During their journey from zygote to adult, embryos experience several symmetry breaking processes. Structures which are not isotropic (equal in all directions) are formed, creating the inside-out axis, forward-backwards axis, etc. Each of these patterns increases the information required to describe a multicellular system. As Maynard Smith put it: sometimes the “extra” information is stamped by maternal cues (gradients) and other times it emerges from self-organized processes. Decades of research have accrued a lot evidence for self-organized processes in development, from the theoretical to the experimental. More recently, synthetic biology has provided an avenue for enquiry by allowing us to create in vivo and de novo patterning mechanisms.
In our recent publication we take an engineering approach by inducing a symmetry breaking process in growing bacterial colonies. Without external factors like lack of nutrients or chemoattractants, E. coli colonies develop with remarkable symmetry into circular shapes. Their propagation front is isotropic and homogenizing diffusion is the leading morphogenetic drive, erasing any patterns in cellular density.

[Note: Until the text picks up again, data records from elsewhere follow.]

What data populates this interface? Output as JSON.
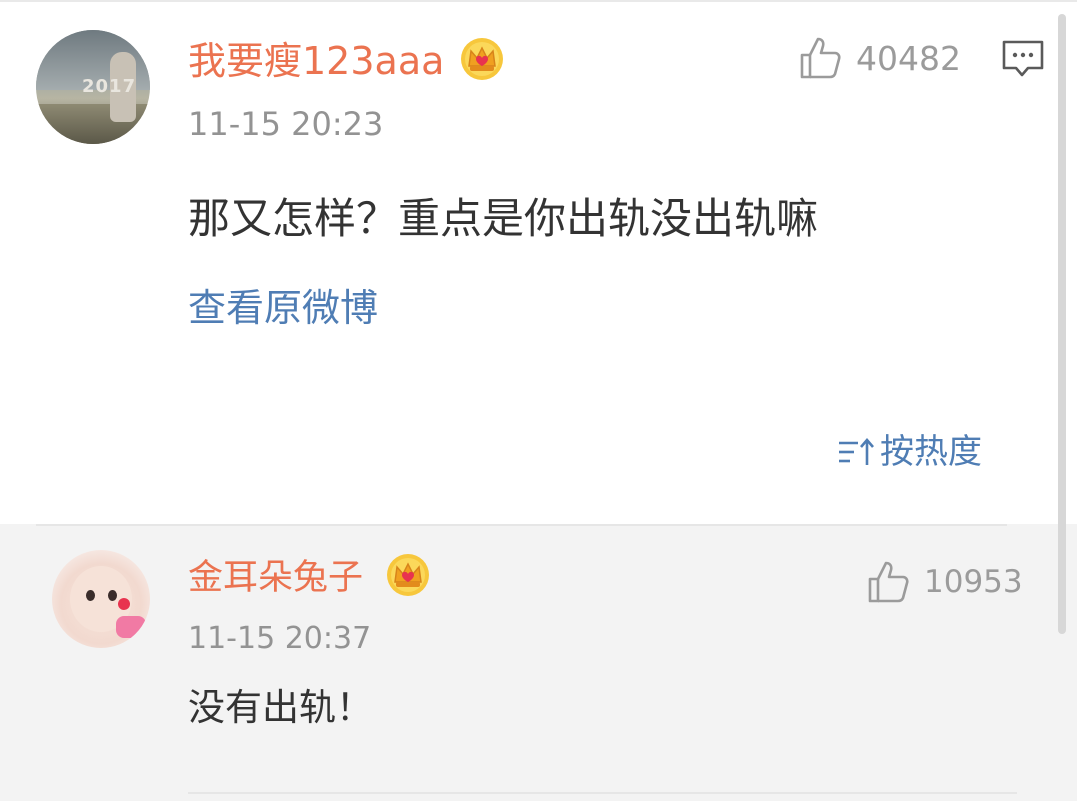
{
  "comment": {
    "username": "我要瘦123aaa",
    "timestamp": "11-15 20:23",
    "text": "那又怎样？重点是你出轨没出轨嘛",
    "likes": "40482",
    "view_original_label": "查看原微博",
    "badge_icon": "crown-badge-icon",
    "like_icon": "thumbs-up-icon",
    "comment_icon": "comment-icon"
  },
  "sort": {
    "label": "按热度",
    "icon": "sort-icon"
  },
  "reply": {
    "username": "金耳朵兔子",
    "timestamp": "11-15 20:37",
    "text": "没有出轨！",
    "likes": "10953",
    "badge_icon": "crown-badge-icon",
    "like_icon": "thumbs-up-icon"
  },
  "colors": {
    "username": "#eb7350",
    "link": "#4f7db4",
    "text": "#333333",
    "meta": "#939393",
    "reply_background": "#f3f3f3"
  }
}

We induced pattern formation using four synthetic genes relating to adhesion, signaling and growth inhibition. These would make cells stop dividing and attach to one another, but only once a certain local cellular density threshold had been surpassed. With this we hoped that differences in cell density would be amplified with short range activation and long range inhibition, and that the patterns in space would be preserved from diffusion through adhesion.
When we put these elements together in growing colonies, we observe a remarkable symmetry breaking process. Colonies now develop into flower-like shapes with “petals” forming at a characteristic scale (constant wavelength). Regions with increased cell density inhibit the growth of neighboring cells and delay front propagation. This emergent pattern is not found in any other possible combination of our synthetic genes.
We believe these is just a first step into developing an engineering research program of artificial developmental processes. Using mechanical processes inherent to cellular embodiment allows us to make robust patterns that emerge from many interacting agents. Hopefully, armed with bioengineering tools we will gain a better grasp on the sometimes counter intuitive emergent interactions that create order in real developing embryos.